Tuesday, February 12, 2008

Danish Police Say Death Plot Foiled

Source Article HERE.

From Bloomberg: Danish police arrested three suspects in an alleged plot to murder one of 12 cartoonists whose caricatures of the Prophet Muhammad in 2005 sparked riots in Muslim communities around the world. Denmark's Security and Intelligence Service, PET, detained two Tunisians and a 40-year-old Dane with a Moroccan background at 4:30 a.m. local time today in Aarhus, where Jyllands-Posten, the newspaper that commissioned the cartoons, is based. "The purpose of the clampdown was to prevent a terror-related homicide," PET chief Jakob Scharf said in an e-mailed statement. "The clampdown occurred after a long period of surveillance."

The detainees are suspected of planning to kill Kurt Westergaard, 73, who provided the newspaper with a cartoon of Muhammad wearing a bomb in his turban.
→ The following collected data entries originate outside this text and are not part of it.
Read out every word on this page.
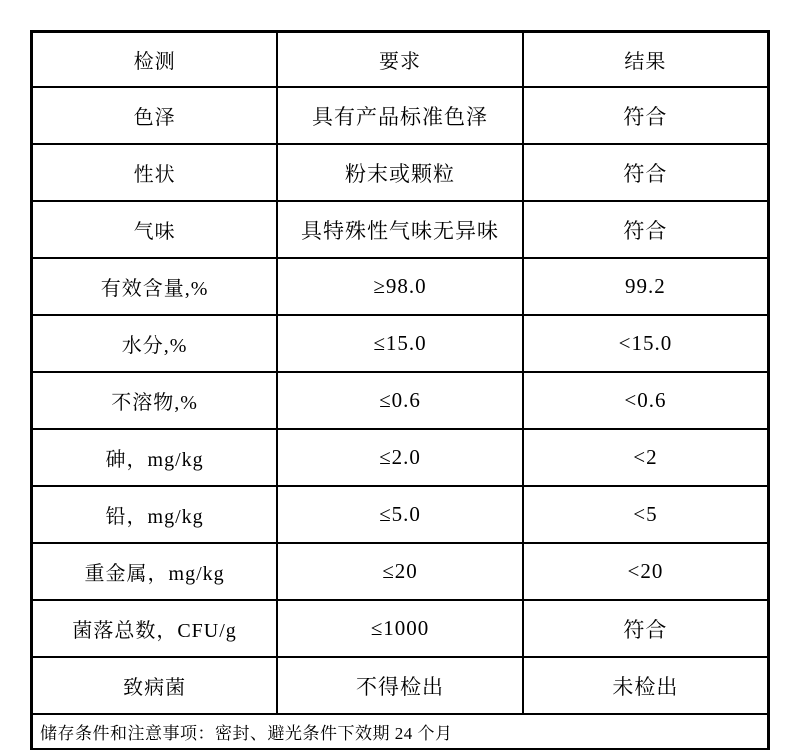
检测	要求	结果
色泽	具有产品标准色泽	符合
性状	粉末或颗粒	符合
气味	具特殊性气味无异味	符合
有效含量,%	≥98.0	99.2
水分,%	≤15.0	<15.0
不溶物,%	≤0.6	<0.6
砷，mg/kg	≤2.0	<2
铅，mg/kg	≤5.0	<5
重金属，mg/kg	≤20	<20
菌落总数，CFU/g	≤1000	符合
致病菌	不得检出	未检出
储存条件和注意事项：密封、避光条件下效期 24 个月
The cartoons, and the efforts of a Danish Muslim delegation in the Middle East to draw attention to their publication, led to consumer boycotts of Danish goods and the torching of Danish embassies. "I fear for my life, when the police tell me there are certain people who are working with concrete plans to kill me," Jyllands-Posten cited Westergaard as saying today. "I think the aftermath of this insane reaction will last as long as I live. It's sad, but those are the terms under which I now live."

"This case unfortunately shows that in Denmark also there are groups of extremists who don't recognize or respect the basic principles the Danish society is built on," Prime Minister Anders Fogh Rasmussen said in an e-mailed statement. "The government takes very seriously all attacks on freedom of speech," Rasmussen added. "In Denmark, one not only has the freedom to think and speak, but also to draw what one chooses."
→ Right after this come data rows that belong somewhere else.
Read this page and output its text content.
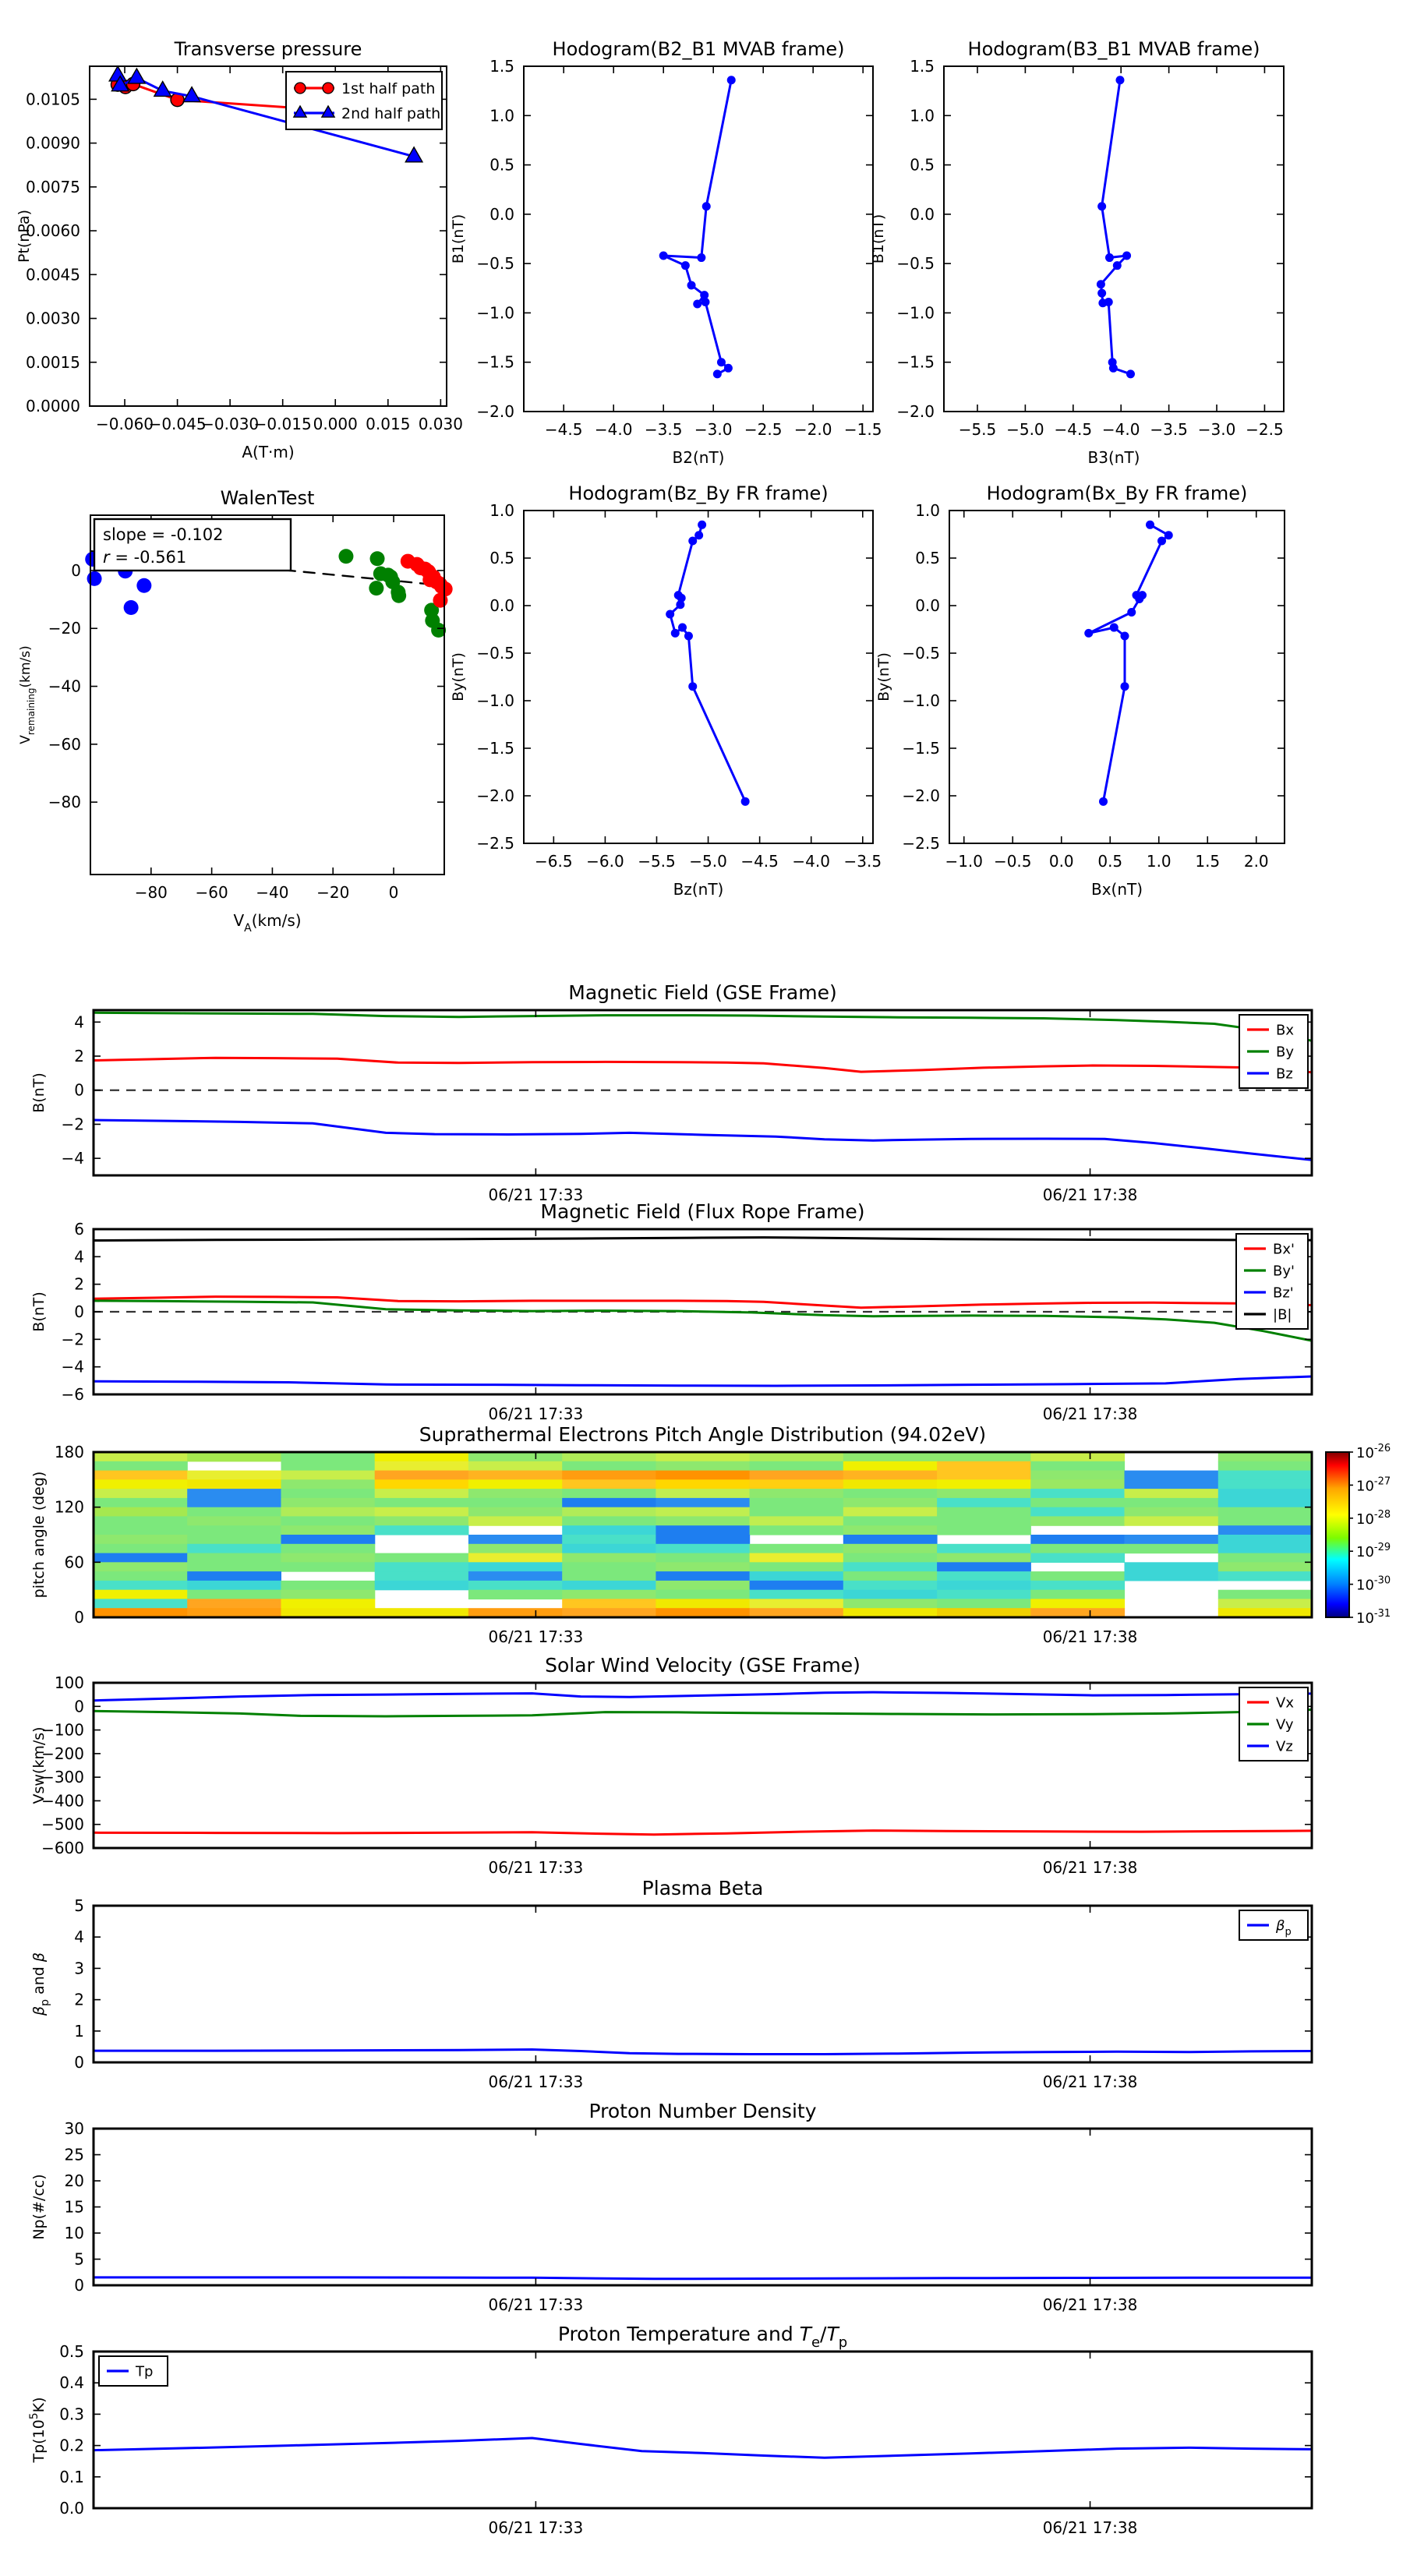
−0.060
−0.045
−0.030
−0.015 0.000 0.015 0.030
0.0000
0.0015
0.0030
0.0045
0.0060
0.0075
0.0090
0.0105
Transverse pressure
A(T·m)
Pt(nPa)
1st half path
2nd half path
−4.5 −4.0 −3.5 −3.0 −2.5 −2.0 −1.5
−2.0
−1.5
−1.0
−0.5
0.0
0.5
1.0
1.5
Hodogram(B2_B1 MVAB frame)
B2(nT)
B1(nT)
−5.5 −5.0 −4.5 −4.0 −3.5 −3.0 −2.5
−2.0
−1.5
−1.0
−0.5
0.0
0.5
1.0
1.5
Hodogram(B3_B1 MVAB frame)
B3(nT)
B1(nT)
−80 −60 −40 −20	0
−80
−60
−40
−20
0
WalenTest
$V_A(km/s)$
$V_{remaining}(km/s)$
slope = -0.102
r = -0.561
−6.5 −6.0 −5.5 −5.0 −4.5 −4.0 −3.5
−2.5
−2.0
−1.5
−1.0
−0.5
0.0
0.5
1.0
Hodogram(Bz_By FR frame)
Bz(nT)
By(nT)
−1.0 −0.5 0.0 0.5 1.0 1.5 2.0
−2.5
−2.0
−1.5
−1.0
−0.5
0.0
0.5
1.0
Hodogram(Bx_By FR frame)
Bx(nT)
By(nT)
06/21 17:33	06/21 17:38
−4
−2
0
2
4
Magnetic Field (GSE Frame)
B(nT)
Bx
By
Bz
06/21 17:33	06/21 17:38
−6
−4
−2
0
2
4
6
Magnetic Field (Flux Rope Frame)
B(nT)
Bx'
By'
Bz'
|B|
06/21 17:33	06/21 17:38
0
60
120
180
Suprathermal Electrons Pitch Angle Distribution (94.02eV)
pitch angle (deg)
$10^{-26}$
$10^{-27}$
$10^{-28}$
$10^{-29}$
$10^{-30}$
$10^{-31}$
06/21 17:33	06/21 17:38
−600
−500
−400
−300
−200
−100
0
100
Solar Wind Velocity (GSE Frame)
Vsw(km/s)
Vx
Vy
Vz
06/21 17:33	06/21 17:38
0
1
2
3
4
5
Plasma Beta
$\beta_p$ and β
$\beta_p$
06/21 17:33	06/21 17:38
0
5
10
15
20
25
30
Proton Number Density
Np(#/cc)
06/21 17:33	06/21 17:38
0.0
0.1
0.2
0.3
0.4
0.5
Proton Temperature and $T_e/T_p$
$Tp(10^5K)$
Tp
Westergaard has been under police protection since receiving death threats after the drawings were published, according to Jyllands-Posten's editor-in-chief, Carsten Juste. The newspaper has received bomb threats and its journalists have been subjected to "countless death threats," Juste told broadcaster TV2 today. "This doesn't change in any way my perception that we need to work against dark forces that want to fight against freedom of speech," Juste said.
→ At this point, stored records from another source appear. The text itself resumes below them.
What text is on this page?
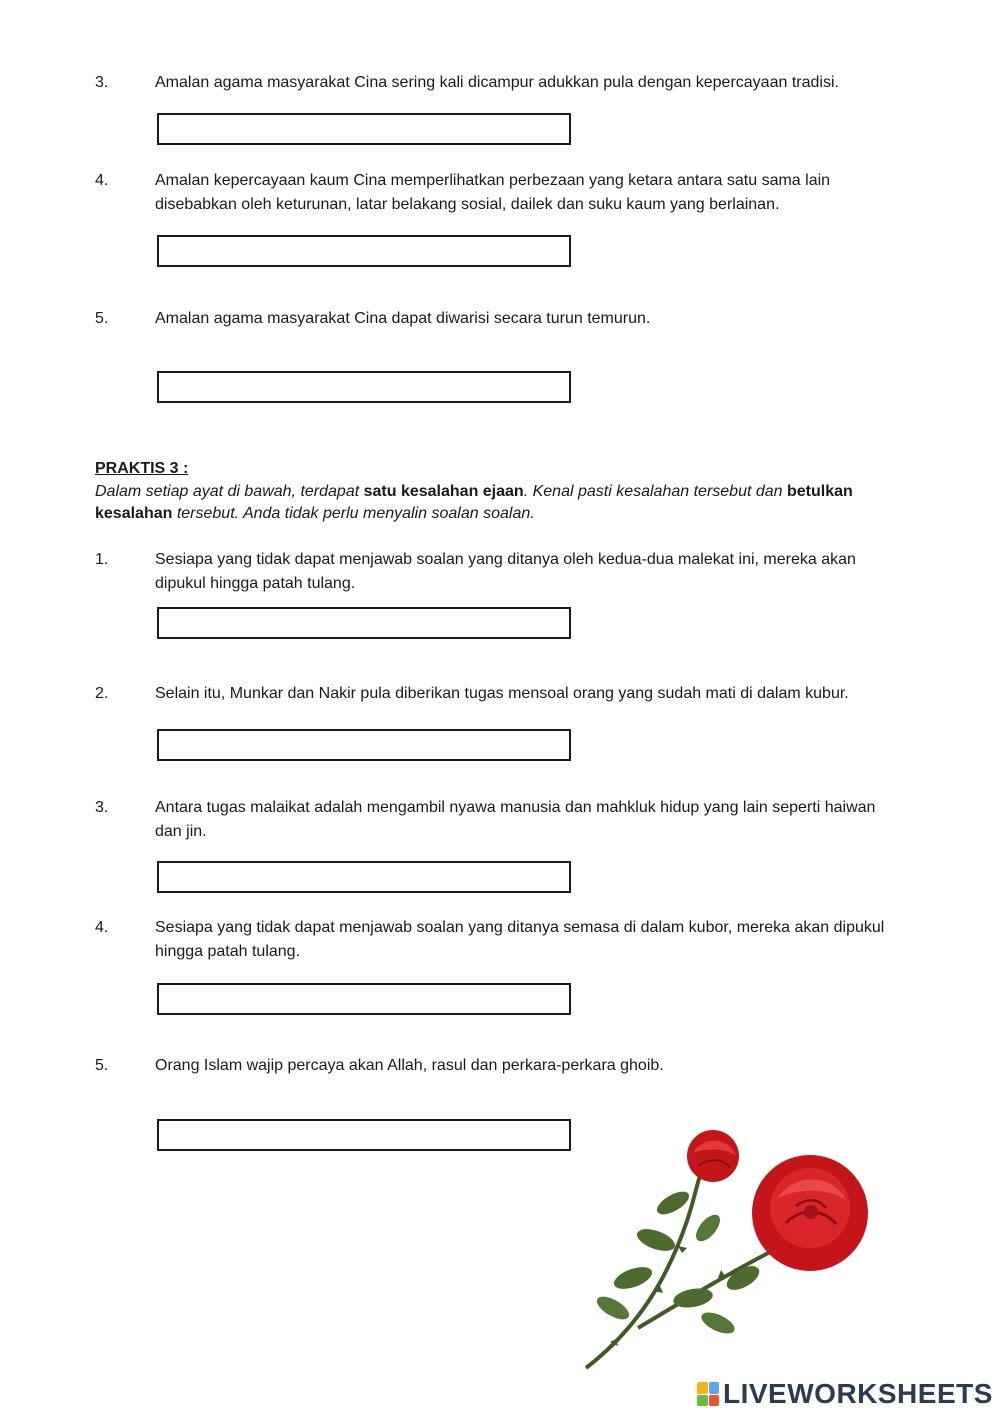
3.	Amalan agama masyarakat Cina sering kali dicampur adukkan pula dengan kepercayaan tradisi.
4.	Amalan kepercayaan kaum Cina memperlihatkan perbezaan yang ketara antara satu sama lain disebabkan oleh keturunan, latar belakang sosial, dailek dan suku kaum yang berlainan.
5.	Amalan agama masyarakat Cina dapat diwarisi secara turun temurun.
PRAKTIS 3 :
Dalam setiap ayat di bawah, terdapat satu kesalahan ejaan. Kenal pasti kesalahan tersebut dan betulkan kesalahan tersebut. Anda tidak perlu menyalin soalan soalan.
1.	Sesiapa yang tidak dapat menjawab soalan yang ditanya oleh kedua-dua malekat ini, mereka akan dipukul hingga patah tulang.
2.	Selain itu, Munkar dan Nakir pula diberikan tugas mensoal orang yang sudah mati di dalam kubur.
3.	Antara tugas malaikat adalah mengambil nyawa manusia dan mahkluk hidup yang lain seperti haiwan dan jin.
4.	Sesiapa yang tidak dapat menjawab soalan yang ditanya semasa di dalam kubor, mereka akan dipukul hingga patah tulang.
5.	Orang Islam wajip percaya akan Allah, rasul dan perkara-perkara ghoib.
LIVEWORKSHEETS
The Tunisians will face deportation "because they must be seen as posing danger to the security of the state," Scharf said. The two will remain in custody until they leave Denmark, he said. Because PET made the arrests "in an early phase" of the alleged plot, to avoid "unnecessary risks," the service expects to release the Danish citizen after a first court hearing, Scharf said. PET would seek to have the Dane jailed to await trial if evidence emerges that indicates the investigation should continue, he said.

The suspects planned to kill Westergaard in his home, Jyllands-Posten said. Westergaard told TV2 in a telephone interview that he was first informed of the plot by PET in November and has since moved several times, including to addresses outside Denmark. "We have warned that the situation could get out of control," Kasem Said Ahmad, a spokesman for a Muslim organization, the Islamic Community in Denmark, told TV2. "We want a decent tone between Muslims and Danes. But we maintain our view that the cartoons were provocative."

Denmark's Royal Library on January 30th said it was in talks to acquire the 12 caricatures of the Prophet Muhammad. The library said it would treat the cartoons as it does the books in its collection, and would allow patrons to sign to view them. "It would be natural for us to have them at the Royal Library," Jytte Kjaergaard, a spokeswoman for the Copenhagen-based institution, said. "We don't perceive them as works of art. We don't have any view on their substance or content. Our view is that they hold a place in our cultural heritage. The cartoons have become a part of Danish history."